His chosen shorthand, Hyperliquid, is itself the most interesting tell. This is not a vanity memecoin — it’s the on-chain perpetuals exchange that became an unlikely macro-trading venue during the Iran war, when its WTI oil perps traded hours before traditional markets reopened and contract volume ballooned from $339 million to $7.3 billion in roughly two weeks. Its HYPE token is up about 133% year-to-date even after a brutal week that saw it fall from a $75.51 all-time high to the high-$50s, pressured by a scheduled $700 million token unlock and Arthur Hayes exiting his position. Naming Hyperliquid to needle Warren — whose office, with Senator Sheldon Whitehouse, pushed the CFTC to probe exactly that oil-futures activity — was not a random meme. It was a man who has done the reading, picking the single asset most likely to irritate the industry’s most powerful skeptic.
So, is he running?
This is where the comeback narrative gets genuinely tantalizing, and where it’s worth staying honest. Asked directly, Biden has waved off a presidential bid, calling it “not something” he thinks about, and prediction markets agree: Kalshi gives him roughly a 1.7% shot at the 2028 Democratic nomination, against Gavin Newsom’s 21%. On the numbers, he is not running.

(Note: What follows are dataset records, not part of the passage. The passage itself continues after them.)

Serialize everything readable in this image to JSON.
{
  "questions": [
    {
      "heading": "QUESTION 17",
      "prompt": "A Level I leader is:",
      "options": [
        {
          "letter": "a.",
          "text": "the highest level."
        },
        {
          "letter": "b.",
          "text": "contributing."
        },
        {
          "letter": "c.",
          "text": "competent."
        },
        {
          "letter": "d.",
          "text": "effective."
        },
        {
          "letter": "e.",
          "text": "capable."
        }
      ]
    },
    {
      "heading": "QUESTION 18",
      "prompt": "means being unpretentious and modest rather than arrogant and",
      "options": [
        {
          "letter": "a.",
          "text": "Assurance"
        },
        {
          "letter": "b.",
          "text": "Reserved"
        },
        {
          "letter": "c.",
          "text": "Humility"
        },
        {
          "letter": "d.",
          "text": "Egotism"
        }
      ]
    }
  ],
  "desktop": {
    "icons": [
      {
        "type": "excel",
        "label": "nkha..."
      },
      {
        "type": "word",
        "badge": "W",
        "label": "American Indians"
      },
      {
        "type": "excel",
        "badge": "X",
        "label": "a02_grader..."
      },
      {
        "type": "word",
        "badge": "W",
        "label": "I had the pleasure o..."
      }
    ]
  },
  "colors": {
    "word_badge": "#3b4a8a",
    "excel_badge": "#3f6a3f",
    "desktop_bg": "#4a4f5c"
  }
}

But that may be the most powerful part of the story. He doesn’t have to run to win something here. By refusing the candidate’s careful crouch — and instead telling both parties to “truly understand the value and potential utility of cryptocurrency rather than just use it as a pet political issue for power or abuse it for financial gain” — Biden has positioned himself as the rare voice criticizing crypto’s politicization from inside the tent. In a cycle where the sitting president’s family is fielding conflict-of-interest accusations over its own crypto ventures, a Biden calling for sincerity rather than self-dealing is, improbably, the cleaner act.
The skeptics aren’t wrong to keep one eyebrow raised. Number Go Up author Zeke Faux has already asked, only half-joking, how long before Biden “does a memecoin scam,” and investor Lyn Alden pre-emptively pleaded with him to “skip the arc where you launch a token.” The history of celebrity crypto is a graveyard of exactly that. If a HUNTER coin appears next month, this column will have aged badly, and the doubters will deserve their victory lap.

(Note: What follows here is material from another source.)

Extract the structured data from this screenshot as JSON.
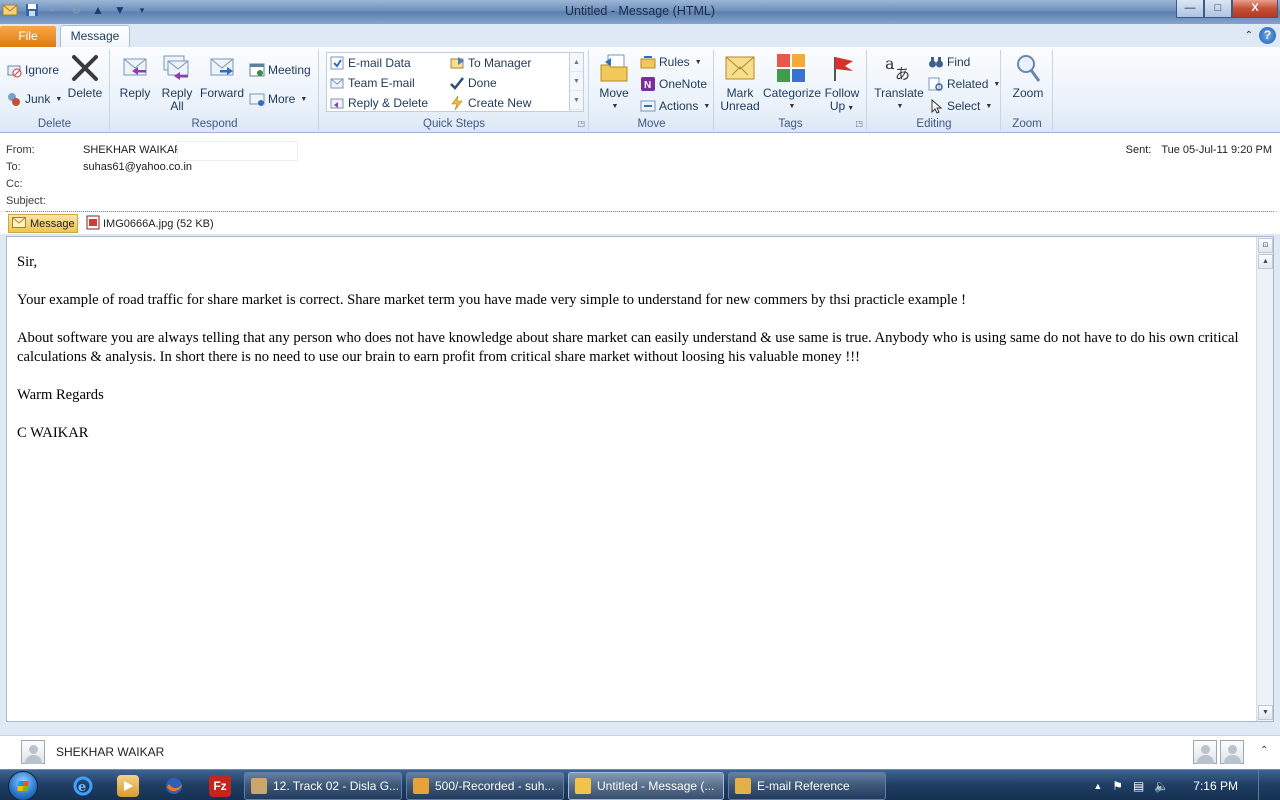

But that isn’t what happened this week. What happened this week is that a man the entire political machine spent a decade defining for him picked up his phone, said what he actually thinks about money and power, and was met — in the most cynical corner of the internet — with something close to respect. Whether or not it ever reaches a ballot, that’s a comeback. And it is a very American one.